Following 3 months of treatment, increase in the total cholesterol (4.19 +/- 0.80 vs 4.75 +/- 0.79 mmol/l; p < 0.001), LDL-cholesterol (2.10 +/- 0.64 vs 2.32 +/- 0.66 mmol/l; p = 0.23), HDL-cholesterol (1.71 +/- 0.42 vs 1.90 +/- 0.45 mmol/l; p < 0.001), triglycerides (0.85 +/- 0.36 vs 1.18 +/- 0.50 mmol/l; p < 0.001), apolipoprotein A1 (1.55 +/- 0.33 vs 1.88 +/- 0.44g/l; p < 0.001) and apolipoprotein B (0.58 +/- 0.15 vs 0.69 +/- 0.19 g/l; p < 0.001) levels was observed. The total cholesterol/HDL cholesterol and apolipoprotein B/apolipoprotein A1 ratios have not changed significantly between the two assessments.
Three-month treatment with combined hormonal contraception resulted in statistically significantly increased concentrations of triglycerides, total cholesterol, HDL-cholesterol, LDL-cholesterol, apolipoprotein A1 and apolipoprotein B. At the same time, total cholesterol/HDL cholesterol and apolipoprotein B/apolipoprotein A1 ratios have not changed significantly and thus hormonal contraception-induced dyslipidemia should not be regarded as proatherogenic.
研究引入现代口服激素避孕药后血脂和脂蛋白水平的变化,并评估这种血脂异常的致动脉粥样硬化特性。方法、患者样本:纳入44名平均年龄22.7±3.5岁、体重指数21.4±2.5kg/m²、腰围71.9±7.1cm、血压115.7±12.2/70.1±8.3mmHg的女性。在开始避孕前及治疗3个月时评估总胆固醇、高密度脂蛋白胆固醇、低密度脂蛋白胆固醇、甘油三酯、载脂蛋白A1和载脂蛋白B水平。

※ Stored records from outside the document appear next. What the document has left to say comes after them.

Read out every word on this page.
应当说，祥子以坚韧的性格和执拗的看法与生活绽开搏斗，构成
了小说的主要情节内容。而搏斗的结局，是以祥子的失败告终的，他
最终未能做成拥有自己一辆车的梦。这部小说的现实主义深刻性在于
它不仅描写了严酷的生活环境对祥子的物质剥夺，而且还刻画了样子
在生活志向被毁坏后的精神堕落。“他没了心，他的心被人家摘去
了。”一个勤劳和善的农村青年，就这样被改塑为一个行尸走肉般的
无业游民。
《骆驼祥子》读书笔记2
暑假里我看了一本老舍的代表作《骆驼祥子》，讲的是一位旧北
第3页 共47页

治疗3个月后,观察到总胆固醇(4.19±0.80 vs 4.75±0.79mmol/l;p<0.001)、低密度脂蛋白胆固醇(2.10±0.64 vs 2.32±0.66mmol/l;p=0.23)、高密度脂蛋白胆固醇(1.71±0.42 vs 1.90±0.45mmol/l;p<0.001)、甘油三酯(0.85±0.36 vs 1.18±0.50mmol/l;p<0.001)、载脂蛋白A1(1.55±0.33 vs 1.88±0.44g/l;p<0.001)和载脂蛋白B(0.58±0.15 vs 0.69±0.19g/l;p<0.001)水平升高。两次评估之间总胆固醇/高密度脂蛋白胆固醇和载脂蛋白B/载脂蛋白A1比值无显著变化。
联合激素避孕治疗3个月导致甘油三酯、总胆固醇、高密度脂蛋白胆固醇、低密度脂蛋白胆固醇、载脂蛋白A1和载脂蛋白B浓度在统计学上显著升高。同时,总胆固醇/高密度脂蛋白胆固醇和载脂蛋白B/载脂蛋白A1比值无显著变化,因此激素避孕引起的血脂异常不应被视为促动脉粥样硬化的。